There is a similar version of Bun Cha in Southern Vietnam, but the way to eat is slightly different, you will enjoy it all-in a large bowl which has been arranged by the chef, the taste of the dipping sauce is also more intense and slightly sweet, topping with some roasted peanuts and oiled spring onion.
8. Lettuce roll
Lettuce roll is a simple dish, but it is classified in the royal dishes of Hue. King Dong Khanh, King Khai Dinh and other kings in the Nguyen Dynasty were very fond of and often used this dish in their daily meals because they were praised as light and interesting.
In fact, Lettuce rolls are not sophisticated or expensive at all. To make a good lecture roll, all you need are silver shrimp, lean pork, noodles, lettuce, mint.
In Hue, lettuce rolls use a unique hoisin dipping sauce, which is different from the fish sauce or other fermented sauces in the South.
To make this sauce, people need soya bean, pork liver, coconut milk, lemon juice, ripe chilli, garlic and a little sugar. When dipping a lettuce roll into the sauce, you can feel the aroma and sweetness of coconut water mixing with the sourness of lemon, aroma, spicy of garlic and chilli. Minced pork liver when mixing with hoisin sauce make the sauce become thick and fleshy.
To make lettuce roll, one needs to lay a lettuce on a dish surface, put shrimp, meat and noodles, basil on top and rolled up, the size can be big and small depending on preference but it is not recommended to put too many noodles as it will dilute the shrimp and pork flavor, the roll’s taste thus will be blank.

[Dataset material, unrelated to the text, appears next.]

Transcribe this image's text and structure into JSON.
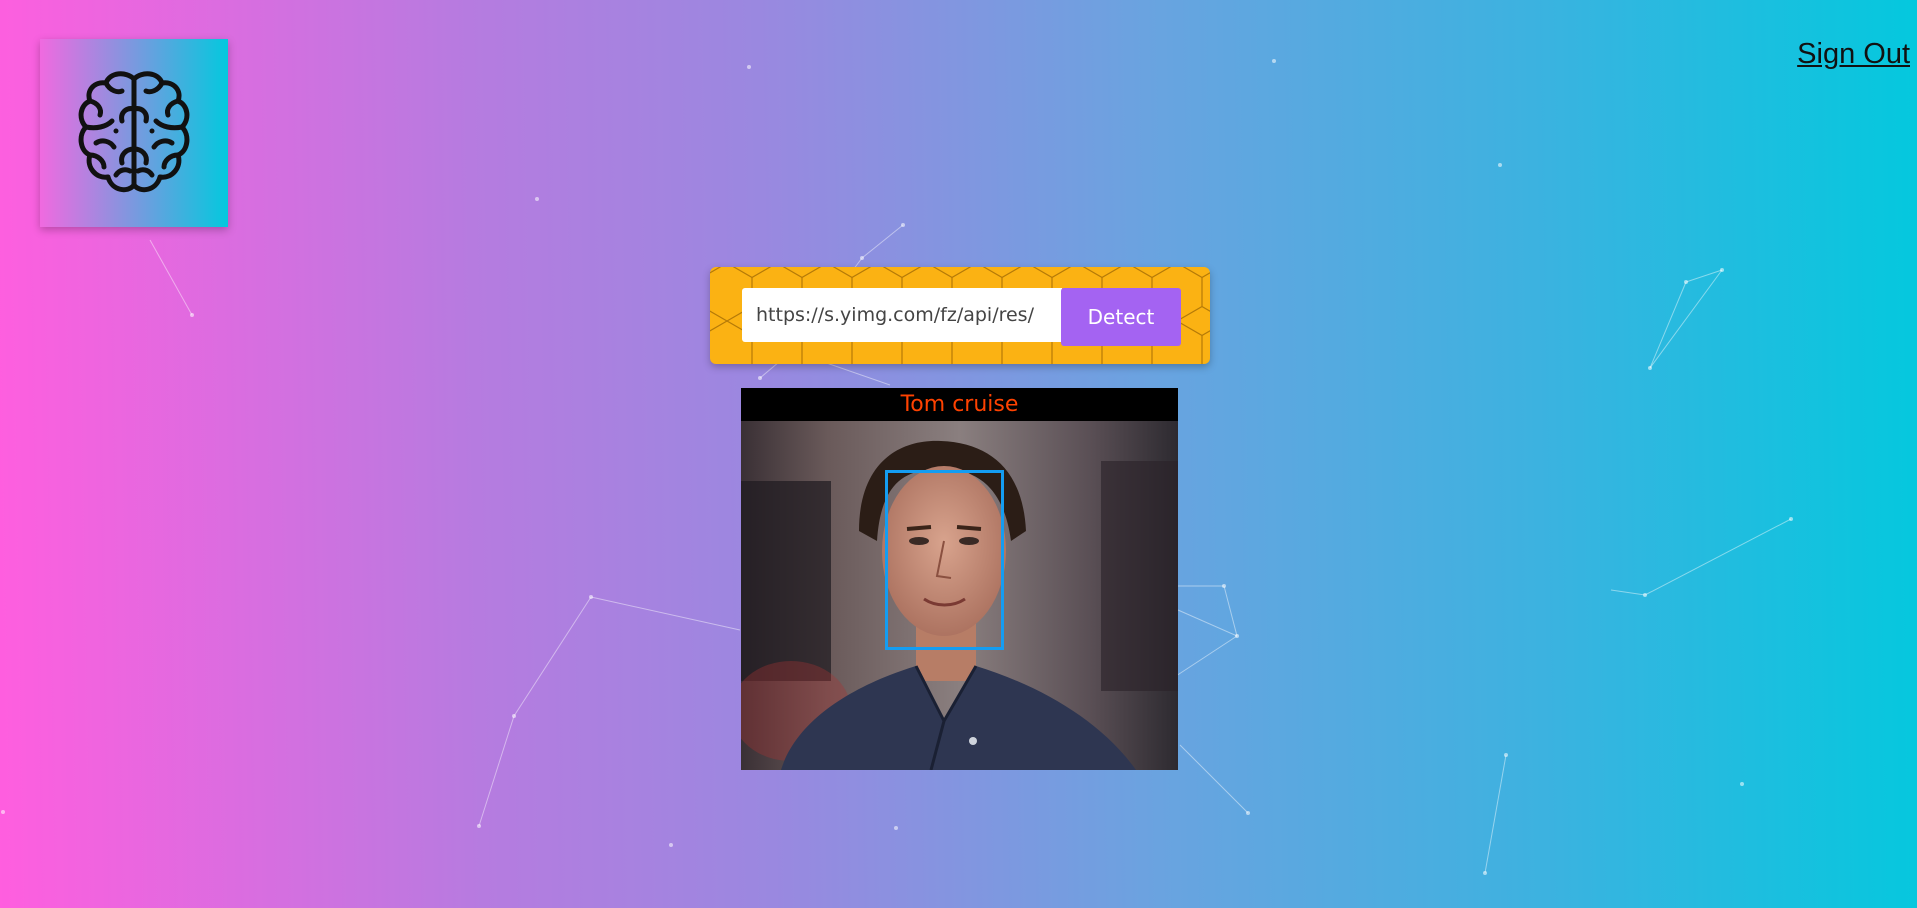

The perfect lettuce rolls must be evenly rolled, with just-right amounts of cooked shrimp and meat inside to retain their flavour and aroma.
9. Banh mi Saigon
It is called Banh mi Saigon as it originated from Saigon since the French colonial period. In fact, Banh mi is coming from the States, as the main carbohydrate of Vietnamese people is rice, not wheat. Banh mi in Vietnam is made of western flour but customized to be a more suitable size which is small and just enough for a meal, with a thin and crispy crust.

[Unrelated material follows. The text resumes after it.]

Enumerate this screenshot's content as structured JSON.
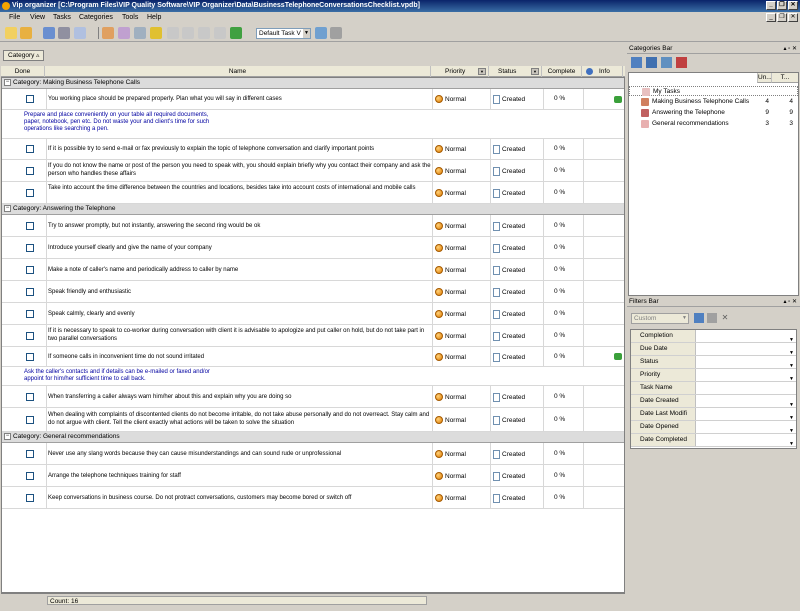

Banh mi Saigon is a popular dish in Vietnam, especially in Saigon for more than a century, it has now been a popular dish around the world with many different brands. The methods in making banh mi has changed throughout history compared to the authentic Banh mi Saigon.
The authentic Banh mi should be hollow, with a thin and crispy crust. The filling of Banh Mi can vary from: pâté, ham, pork loaf, shredded chicken, canned fish, omelette or pork patties, barbecue.
In addition, there is also pickled carrots and daikon, cilantro, other sauces such as mayonnaise, tomato sauce, chilli sauce and sweet sauce. The most popular Banh mi varieties in Saigon today are: ham Banh mi, shredded pork skin Banh mi, roasted pork Banh mi, canned fish Banh Mi, shredded chicken banh mi and many more.
10. Broken rice
Broken rice dishes originated from the South, one of the favourite dishes of the people of Saigon. One can eat broken rice as breakfast, or lunch and dinner as a main dish, and also an extra late-night snack for late-night workers. Broken rice must be cooked from broken rice, i.e. surface rice during production.
The broken rice is cooked dried, served with shredded pork skin, grilled pork, topped with oiled spring onion and some vegetables. The fish sauce served with the rice is to be made slightly sweet and spicy and will be poured evenly on the plate of broken rice. In addition, the choice of diners can eat broken rice with egg rolls, grilled ribs or omelette.